- Born: 12 May 1952 Paris, France
- Died: 13 July 2020 (aged 68) Poitiers, France
- Occupation: Professor

= Christian Biet =

French theatrical scholar (1952–2020)

Christian Biet (12 May 1952 – 13 July 2020) was a French professor of theatrical studies. His main work focused on the aesthetics of theatre.

==Biography==
Biet was born into a family of teachers. After his secondary studies and khâgne at the Lycée Condorcet, he worked as an auditor at the École normale supérieure de Saint-Cloud. Alongside his close friends, Jean-Luc Rispali and Jean-Paul Brighelli, Biet succeeded with his aggregation in 1975. In 1982, they published a series of historical works for Lagarde et Michard. They collaborated on other works regarding Alexandre Dumas and surrealism.

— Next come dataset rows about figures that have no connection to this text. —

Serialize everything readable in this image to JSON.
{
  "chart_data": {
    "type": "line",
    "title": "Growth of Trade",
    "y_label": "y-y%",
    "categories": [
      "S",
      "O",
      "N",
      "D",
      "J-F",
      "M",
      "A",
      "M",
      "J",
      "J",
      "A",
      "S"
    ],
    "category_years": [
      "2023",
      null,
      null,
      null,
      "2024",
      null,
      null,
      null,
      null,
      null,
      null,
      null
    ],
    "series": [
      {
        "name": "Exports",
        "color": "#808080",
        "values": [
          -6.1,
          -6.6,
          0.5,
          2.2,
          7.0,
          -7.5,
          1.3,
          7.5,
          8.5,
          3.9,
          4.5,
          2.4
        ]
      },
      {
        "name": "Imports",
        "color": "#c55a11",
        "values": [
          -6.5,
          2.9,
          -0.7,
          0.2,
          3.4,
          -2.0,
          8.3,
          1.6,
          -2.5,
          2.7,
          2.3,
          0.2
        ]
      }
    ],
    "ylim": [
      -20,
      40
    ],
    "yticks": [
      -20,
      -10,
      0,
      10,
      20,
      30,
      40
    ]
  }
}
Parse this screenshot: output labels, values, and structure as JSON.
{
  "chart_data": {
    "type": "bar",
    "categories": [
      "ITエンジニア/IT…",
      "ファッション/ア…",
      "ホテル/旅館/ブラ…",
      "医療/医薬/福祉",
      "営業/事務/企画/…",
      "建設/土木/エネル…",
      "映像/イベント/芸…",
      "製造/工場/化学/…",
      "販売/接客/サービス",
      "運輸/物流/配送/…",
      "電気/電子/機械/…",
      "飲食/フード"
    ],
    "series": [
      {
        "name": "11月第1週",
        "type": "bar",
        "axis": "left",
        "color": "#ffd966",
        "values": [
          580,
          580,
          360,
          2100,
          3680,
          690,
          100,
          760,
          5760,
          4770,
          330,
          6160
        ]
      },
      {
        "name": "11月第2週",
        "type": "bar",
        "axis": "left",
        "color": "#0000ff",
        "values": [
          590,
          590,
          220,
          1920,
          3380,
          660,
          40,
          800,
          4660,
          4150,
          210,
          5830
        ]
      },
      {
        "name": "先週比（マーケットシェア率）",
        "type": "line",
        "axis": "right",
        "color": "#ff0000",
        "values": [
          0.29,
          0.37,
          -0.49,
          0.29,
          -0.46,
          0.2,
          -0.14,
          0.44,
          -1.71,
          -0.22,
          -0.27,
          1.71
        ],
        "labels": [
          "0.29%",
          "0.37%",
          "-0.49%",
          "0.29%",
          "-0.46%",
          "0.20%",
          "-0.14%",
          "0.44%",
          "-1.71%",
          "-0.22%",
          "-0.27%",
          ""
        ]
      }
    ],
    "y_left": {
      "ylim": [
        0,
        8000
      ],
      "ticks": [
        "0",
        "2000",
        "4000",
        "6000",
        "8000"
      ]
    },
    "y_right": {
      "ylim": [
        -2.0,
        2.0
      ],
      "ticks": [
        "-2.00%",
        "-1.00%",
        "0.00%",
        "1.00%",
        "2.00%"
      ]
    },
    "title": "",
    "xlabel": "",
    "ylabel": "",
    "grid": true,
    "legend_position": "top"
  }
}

After completing his education, Biet worked as a lecturer at Paris Nanterre University before becoming a theatre professor in 1986. He supervised 42 theses at Paris Nanterre. He also served as the director of the History and Arts Representation unit at the University. He became a member of the Institut Universitaire de France in 2006, and started working for Théâtre/Public in 2007.

Christian Biet died in a traffic collision in Poitiers on 13 July 2020 at the age of 68.

==Publications==
===Author===
- XVIe - XVII e siècles (1982)
- XVIIe-XVIIIe siècles (1982)
- XIXe siècle (1982)
- Les miroirs du Soleil : Littératures et classicisme au siècle de Louis XIV, coll. « Découvertes Gallimard » (nº 58), série Littératures (1989); new edition in 2000 under the title Les miroirs du Soleil : Le roi Louis XIV et ses artistes
- Œdipe en monarchie, tragédie et théorie juridique à l’âge classique (1994)
- La Médecine au temps de Molière (1995)
- Les tragédies de Racine (1995)
- Moi, Pierre Corneille, coll. « Découvertes Gallimard » (nº 484), série Littératures. (2005)
- Qu'est-ce que le théâtre ? (2006)
- Le théâtre, la violence et les arts en Europe (XVIè-XVIIè) (2011)

===Editor===
- Œdipe (1999)
- Une histoire du spectacle militant; théâtre et cinéma militants, 1966-1981 (2007)
- Performance : expérimentation et théorie du théâtre aux USA (2008)
- Le théâtre français du XVIIe siècle : histoire, textes choisis, mises en scène (2009)
- Tragédies et récits de martyres en France : fin XVIe-début XVIIe siècle (2012)
- La question du répertoire au théâtre (2018)

===Prefaces===
- Le mythe de l'authenticité, lectures, interprétations, dramaturgies de Britannicus de Jean Racine en France, 1669-2004 by Karel Vanhaesebrouck (2006)
- Mythes et mythologies dans la littérature française by Pierre Albouy (2012)

===Articles===
Christian Biet published numerous articles in Communications, Droit et Société, Le Fablier, Revue des Amis de Jean de La Fontaine, Les Cahiers du GRIF, Littératures classiques, Théâtre/Public, and others.